Oliver Kjærlund Hansen - Modelling nucleotide context of mutational processes in germline
PhD defence Thursday 5 March 2026
The defence is public and takes place on March 5th 2026, at 13:00
Location: Auditorium, Ground floor, Building D/E, Department of Molecular Medicine, Brendstrupgårdsvej 21A, 8200 Aarhus N.
Titel: Modelling nucleotide context of mutational processes in germline.
Contact: PhD student Oliver Kj. Hansen, email: oliver@clin.au.dk, Phone +45 20434305
Assessment committee:
Fran Supek, Professor at Biotech Research and Innovation Centre (BRIC), University of Copenhagen
Marketa Tomkova, Leadership Fellow at Ludwig Cancer Research Institute, University of Oxford
Johan Palmfeldt, Associate Professor at Research Unit for Molecular Medicine (MMF), Department of Clinical Medicine, Aarhus University.
Main supervisor: Søren Besenbacher, Associate Professor at the Department of Molecular Medicine (MOMA), Department of Clinical Medicine, Aarhus University, Denmark.

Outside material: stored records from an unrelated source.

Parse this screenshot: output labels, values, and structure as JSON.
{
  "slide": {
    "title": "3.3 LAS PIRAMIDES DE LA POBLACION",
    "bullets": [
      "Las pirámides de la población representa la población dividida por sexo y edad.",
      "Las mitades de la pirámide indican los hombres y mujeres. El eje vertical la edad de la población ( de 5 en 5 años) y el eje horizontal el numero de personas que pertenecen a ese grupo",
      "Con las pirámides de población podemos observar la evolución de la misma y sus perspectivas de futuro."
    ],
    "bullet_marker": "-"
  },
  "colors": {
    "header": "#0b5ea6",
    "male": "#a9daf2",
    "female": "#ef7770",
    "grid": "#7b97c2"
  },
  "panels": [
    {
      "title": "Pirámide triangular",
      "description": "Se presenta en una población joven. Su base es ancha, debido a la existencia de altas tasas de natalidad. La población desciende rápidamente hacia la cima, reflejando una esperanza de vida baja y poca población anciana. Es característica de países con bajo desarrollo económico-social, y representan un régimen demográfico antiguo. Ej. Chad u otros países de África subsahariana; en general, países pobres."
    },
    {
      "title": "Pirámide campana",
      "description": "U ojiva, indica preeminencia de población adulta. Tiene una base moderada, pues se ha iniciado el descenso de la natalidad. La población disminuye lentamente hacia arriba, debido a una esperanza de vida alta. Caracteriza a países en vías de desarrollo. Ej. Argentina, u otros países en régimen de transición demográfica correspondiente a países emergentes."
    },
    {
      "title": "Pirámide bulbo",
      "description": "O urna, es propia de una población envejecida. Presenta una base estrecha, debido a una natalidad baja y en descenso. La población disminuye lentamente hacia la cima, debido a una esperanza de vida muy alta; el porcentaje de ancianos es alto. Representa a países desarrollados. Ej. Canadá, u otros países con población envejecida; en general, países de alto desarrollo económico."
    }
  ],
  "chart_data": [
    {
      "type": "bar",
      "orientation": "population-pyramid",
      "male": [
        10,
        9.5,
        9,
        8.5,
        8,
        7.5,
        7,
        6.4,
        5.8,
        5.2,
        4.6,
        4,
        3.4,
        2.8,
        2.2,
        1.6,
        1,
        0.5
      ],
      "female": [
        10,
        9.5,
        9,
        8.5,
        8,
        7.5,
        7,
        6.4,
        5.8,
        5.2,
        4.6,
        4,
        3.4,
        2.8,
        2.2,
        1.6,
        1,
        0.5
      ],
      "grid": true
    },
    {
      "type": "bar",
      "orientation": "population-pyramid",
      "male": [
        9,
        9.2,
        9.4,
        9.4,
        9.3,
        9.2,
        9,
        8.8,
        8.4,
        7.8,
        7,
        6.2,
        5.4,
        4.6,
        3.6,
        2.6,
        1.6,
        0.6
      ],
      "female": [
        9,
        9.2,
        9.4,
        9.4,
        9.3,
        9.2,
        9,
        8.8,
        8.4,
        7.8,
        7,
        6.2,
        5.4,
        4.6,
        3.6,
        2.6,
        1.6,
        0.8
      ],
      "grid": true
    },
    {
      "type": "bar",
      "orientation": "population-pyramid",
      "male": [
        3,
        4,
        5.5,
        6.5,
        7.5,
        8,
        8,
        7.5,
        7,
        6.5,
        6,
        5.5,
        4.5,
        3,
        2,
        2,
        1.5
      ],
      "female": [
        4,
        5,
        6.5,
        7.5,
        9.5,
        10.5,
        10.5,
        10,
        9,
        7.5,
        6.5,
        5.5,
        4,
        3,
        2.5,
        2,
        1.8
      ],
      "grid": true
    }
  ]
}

Research investigates why some parts of our DNA mutate more than others
Every person’s DNA carries small changes, known as mutations. These mutations are essential for evolution, but they may also contribute to genetic disease. The biological processes that generate mutations in the human germline are not fully understood, particularly those that cause short insertions and deletions of DNA (InDels). Although it is important, it has not been clear why some parts of our DNA mutate more often than others. While many studies have reported on single DNA changes, depending on the adjacent DNA, few have attempted to disentangle the landscape in a larger DNA context, including for InDels. The project was carried out by Oliver Kj. Hansen, who is defending his dissertation on March 5th, 2026 InDels have been difficult to study due to classification challenges. Using a data-informed approach, five distinct InDel mutation signatures are identified across the human genome. These signatures reveal influences of DNA replication and transcription, including pronounced strand asymmetries in which mutation patterns differ depending on the direction of these processes. Utilising human germline mutations, we developed statistical models to explain how DNA sequence context and broader genomic properties shape mutation rates. By using extended stretches of DNA surrounding each mutation, together with features such as DNA methylation, replication timing, and recombination, the work provides improved estimates of mutation rates at single-site resolution. These models outperform existing approaches and can be used to quantify the extent to which genes are constrained against harmful mutations, an important step towards understanding genetic disease risk.